雑誌
「うかたま」(農文協)春号の古布企画に便乗して、ハマヲ洋傘店の鎌田さんに日傘をこしらえていただいた。43歳にして初めてのアイテムだ。
友人のお義母さまが昔よく着ていらしたという琉球の夏絣を、「洗い張りして仕立て直してもわたしの寸法には足りないけど、武藤さんなら小柄だしこのまま着られるんじゃないかしら」と譲り受けたのは数年前。光のあたり加減で紫が強くなったり青みが強くなったりと表情豊かなそのきものを、寸法もぴったりだと大喜びして何度か着たものの、最初に背縫いの糸が切れ、自力でなんとか直したところに今度は生地そのものが裂けてしまった。こうなるともうきものとしては着られまい。そのまま畳んでいずれ何かに使おうとしまってあったところ古布企画の撮影依頼をいただき、取材対象のひとりがきもの地で日傘をこしらえている鎌田さんだった。
きものとしてもう着られないのなら、せめて日傘に生まれ変わってもらおうと、くだんの琉球夏絣を鎌田さんに託した。2週間後、1枚のきものから2本の日傘が出来上がってきた。夏絣の透け具合が涼しげで気品のあるツインズの、1本は日傘をさしている姿を一度たりとも見たことがない母に、もう1本はこれまた日傘を所有したことがない自分に、贈ることにした。

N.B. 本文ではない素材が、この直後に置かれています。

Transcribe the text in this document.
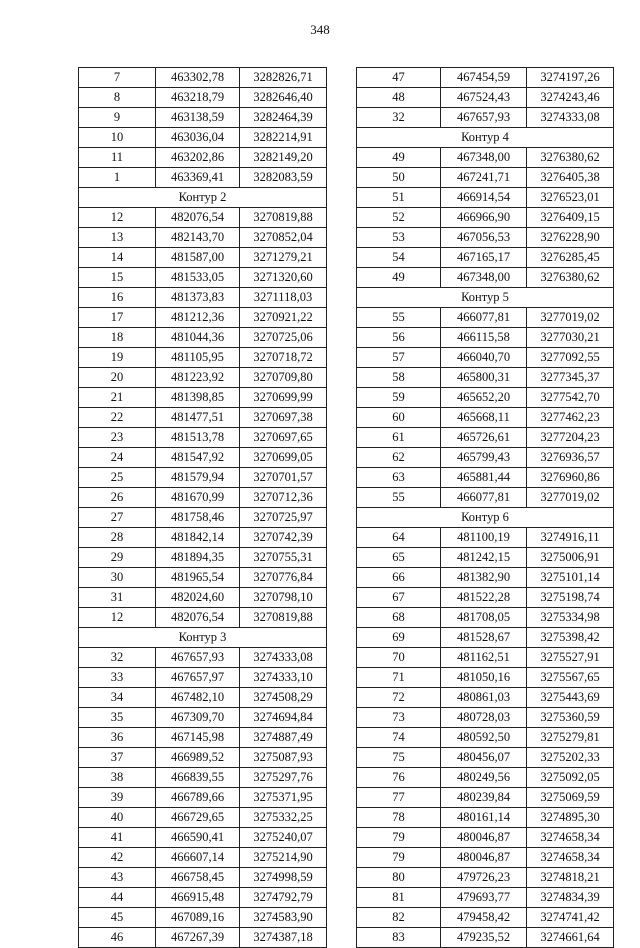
348
7	463302,78	3282826,71
8	463218,79	3282646,40
9	463138,59	3282464,39
10	463036,04	3282214,91
11	463202,86	3282149,20
1	463369,41	3282083,59
Контур 2		
12	482076,54	3270819,88
13	482143,70	3270852,04
14	481587,00	3271279,21
15	481533,05	3271320,60
16	481373,83	3271118,03
17	481212,36	3270921,22
18	481044,36	3270725,06
19	481105,95	3270718,72
20	481223,92	3270709,80
21	481398,85	3270699,99
22	481477,51	3270697,38
23	481513,78	3270697,65
24	481547,92	3270699,05
25	481579,94	3270701,57
26	481670,99	3270712,36
27	481758,46	3270725,97
28	481842,14	3270742,39
29	481894,35	3270755,31
30	481965,54	3270776,84
31	482024,60	3270798,10
12	482076,54	3270819,88
Контур 3		
32	467657,93	3274333,08
33	467657,97	3274333,10
34	467482,10	3274508,29
35	467309,70	3274694,84
36	467145,98	3274887,49
37	466989,52	3275087,93
38	466839,55	3275297,76
39	466789,66	3275371,95
40	466729,65	3275332,25
41	466590,41	3275240,07
42	466607,14	3275214,90
43	466758,45	3274998,59
44	466915,48	3274792,79
45	467089,16	3274583,90
46	467267,39	3274387,18
47	467454,59	3274197,26
48	467524,43	3274243,46
32	467657,93	3274333,08
Контур 4		
49	467348,00	3276380,62
50	467241,71	3276405,38
51	466914,54	3276523,01
52	466966,90	3276409,15
53	467056,53	3276228,90
54	467165,17	3276285,45
49	467348,00	3276380,62
Контур 5		
55	466077,81	3277019,02
56	466115,58	3277030,21
57	466040,70	3277092,55
58	465800,31	3277345,37
59	465652,20	3277542,70
60	465668,11	3277462,23
61	465726,61	3277204,23
62	465799,43	3276936,57
63	465881,44	3276960,86
55	466077,81	3277019,02
Контур 6		
64	481100,19	3274916,11
65	481242,15	3275006,91
66	481382,90	3275101,14
67	481522,28	3275198,74
68	481708,05	3275334,98
69	481528,67	3275398,42
70	481162,51	3275527,91
71	481050,16	3275567,65
72	480861,03	3275443,69
73	480728,03	3275360,59
74	480592,50	3275279,81
75	480456,07	3275202,33
76	480249,56	3275092,05
77	480239,84	3275069,59
78	480161,14	3274895,30
79	480046,87	3274658,34
79	480046,87	3274658,34
80	479726,23	3274818,21
81	479693,77	3274834,39
82	479458,42	3274741,42
83	479235,52	3274661,64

担当編集のSさんから日傘イベントの計画をきいたのは掲載号が発売する前で、聞くなりわたしも手伝いたいと申し出た。鎌田さんの素敵な日傘を知って欲しい、一堂に会するところを見てみたい、という気持ちが強く働いたからだ。着々とSさんは準備を進め、今月になってわたしも鎌田さんのもとを訪れ写真を撮り、出来上がった日傘をアトリエで撮影し、いよいよそのイベントがこの週末に開催される。
「旅する日傘」
5月13日(土)〜5月14日(日) 11:00〜20:00
@ハコギャラリー(渋谷区西原3-1-4 代々木上原駅下車)
同時開催
「助六茶屋」by 東京くらげ (両日)
「キモノ里親さがし」 by 竹ノ輪(14日のみ)
わたしの日傘も非売品として展示する予定。色とりどりの日傘たちに逢いに、是非足を運んでみてください。